Sen pondered the story. On the surface, it sounded like the man had a fortunate encounter that ensured his safety and life. Yet…
“Uncle Kho, it sounds to me as if that man suffered a tragedy. At least, he did if the life of a soldier was all he truly wanted.”
“It was a tragedy and a triumph. Like so many, that man saw the spear as something his body wielded. So, when he set out on his path to reclaim the life he lost, he tried to train with his body. Of course, he failed because he could no longer do what others did. In order to reclaim the spear, he had to find a new way. He had to approach the spear with an open spirit, with an open heart. He had to be willing to hear what it had to teach him. He did that. In doing so, he achieved something in his life that few will ever experience. At the same time, he reforged himself into something new, something that could no longer fit into the life he craved. Tragedy and triumph. Acquisition and loss. Body and spirit.
“All too often, we treat these things as opposing forces in life. Yet, the wrong acquisition can seed future loss. A triumph on one side can create a tragedy on the other. For all that cultivators focus on qi, the mystical essence of life and creation, we spend a great deal of time focused on our bodies. We all too often treat spirit as though it is a hindrance to cultivation, rather than a pathway. I saw in that soldier’s triumph and his tragedy the possibilities of a different kind of path. If the spear could take him so very far in so very short a time, how far could the spear carry me, if I were but to approach it with an open spirit?”

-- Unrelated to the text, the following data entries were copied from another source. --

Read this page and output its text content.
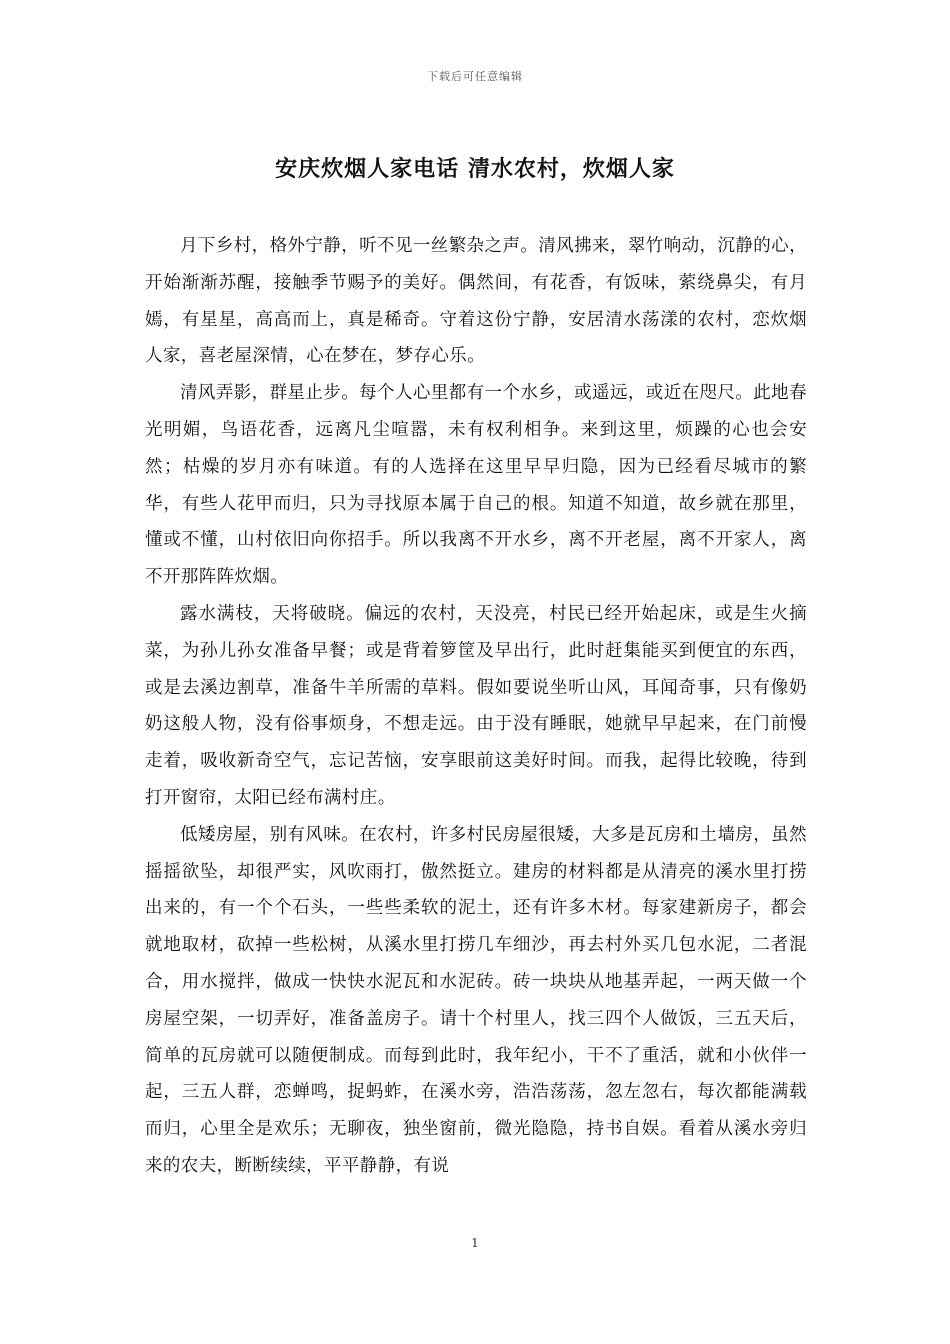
下载后可任意编辑
安庆炊烟人家电话 清水农村，炊烟人家

月下乡村，格外宁静，听不见一丝繁杂之声。清风拂来，翠竹响动，沉静的心，开始渐渐苏醒，接触季节赐予的美好。偶然间，有花香，有饭味，萦绕鼻尖，有月嫣，有星星，高高而上，真是稀奇。守着这份宁静，安居清水荡漾的农村，恋炊烟人家，喜老屋深情，心在梦在，梦存心乐。

清风弄影，群星止步。每个人心里都有一个水乡，或遥远，或近在咫尺。此地春光明媚，鸟语花香，远离凡尘喧嚣，未有权利相争。来到这里，烦躁的心也会安然；枯燥的岁月亦有味道。有的人选择在这里早早归隐，因为已经看尽城市的繁华，有些人花甲而归，只为寻找原本属于自己的根。知道不知道，故乡就在那里，懂或不懂，山村依旧向你招手。所以我离不开水乡，离不开老屋，离不开家人，离不开那阵阵炊烟。

露水满枝，天将破晓。偏远的农村，天没亮，村民已经开始起床，或是生火摘菜，为孙儿孙女准备早餐；或是背着箩筐及早出行，此时赶集能买到便宜的东西，或是去溪边割草，准备牛羊所需的草料。假如要说坐听山风，耳闻奇事，只有像奶奶这般人物，没有俗事烦身，不想走远。由于没有睡眠，她就早早起来，在门前慢走着，吸收新奇空气，忘记苦恼，安享眼前这美好时间。而我，起得比较晚，待到打开窗帘，太阳已经布满村庄。

低矮房屋，别有风味。在农村，许多村民房屋很矮，大多是瓦房和土墙房，虽然摇摇欲坠，却很严实，风吹雨打，傲然挺立。建房的材料都是从清亮的溪水里打捞出来的，有一个个石头，一些些柔软的泥土，还有许多木材。每家建新房子，都会就地取材，砍掉一些松树，从溪水里打捞几车细沙，再去村外买几包水泥，二者混合，用水搅拌，做成一快快水泥瓦和水泥砖。砖一块块从地基弄起，一两天做一个房屋空架，一切弄好，准备盖房子。请十个村里人，找三四个人做饭，三五天后，简单的瓦房就可以随便制成。而每到此时，我年纪小，干不了重活，就和小伙伴一起，三五人群，恋蝉鸣，捉蚂蚱，在溪水旁，浩浩荡荡，忽左忽右，每次都能满载而归，心里全是欢乐；无聊夜，独坐窗前，微光隐隐，持书自娱。看着从溪水旁归来的农夫，断断续续，平平静静，有说

1
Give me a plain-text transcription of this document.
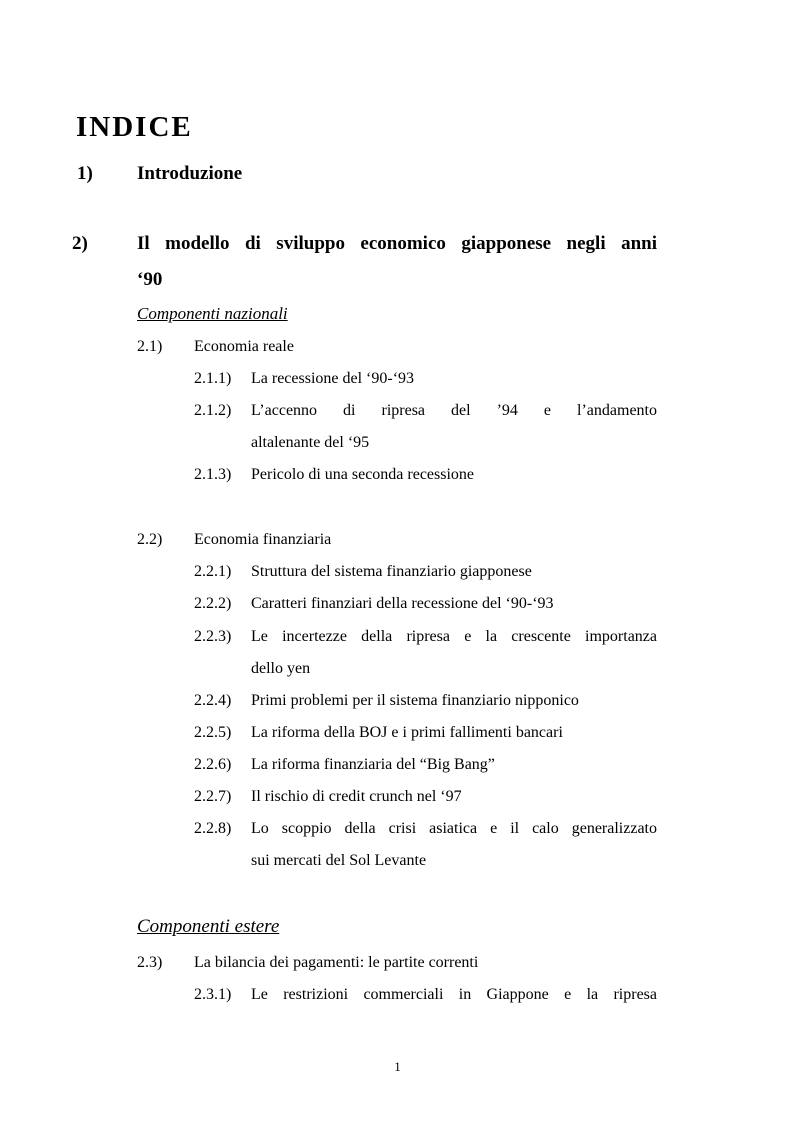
INDICE
1) Introduzione
2)	Il modello di sviluppo economico giapponese negli anni
‘90
Componenti nazionali
2.1) Economia reale
2.1.1) La recessione del ‘90-‘93
2.1.2) L’accenno di ripresa del ’94 e l’andamento
altalenante del ‘95
2.1.3) Pericolo di una seconda recessione
2.2) Economia finanziaria
2.2.1) Struttura del sistema finanziario giapponese
2.2.2) Caratteri finanziari della recessione del ‘90-‘93
2.2.3) Le incertezze della ripresa e la crescente importanza
dello yen
2.2.4) Primi problemi per il sistema finanziario nipponico
2.2.5) La riforma della BOJ e i primi fallimenti bancari
2.2.6) La riforma finanziaria del “Big Bang”
2.2.7) Il rischio di credit crunch nel ‘97
2.2.8) Lo scoppio della crisi asiatica e il calo generalizzato
sui mercati del Sol Levante
Componenti estere
2.3) La bilancia dei pagamenti: le partite correnti
2.3.1) Le restrizioni commerciali in Giappone e la ripresa
1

The answer was all too obvious. It had carried Uncle Kho very nearly to immortality. It might yet carry him across that bridge. Of course, Sen also understood that the lesson wasn’t about wielding the spear. It was about forging a path, the right path, that could carry him just as far. What that path would look like, Sen couldn’t even guess. Perhaps it would be the spear, or the jian, or perhaps it would be the intricacies of medicine. Or, perhaps, it would be something he hadn’t even glimpsed yet. Some miracle hidden in plain sight, waiting for him to find it.
“So, it’s a reminder? Practicing that style, I mean.”
Uncle Kho nodded in agreement. “It is. It’s a reminder of what that man accomplished. It’s a reminder of what he helped me accomplish. Most of all, it’s a reminder that we can seed our own tragedies in our accomplishments. I never take for granted that I will succeed on the path of cultivation.”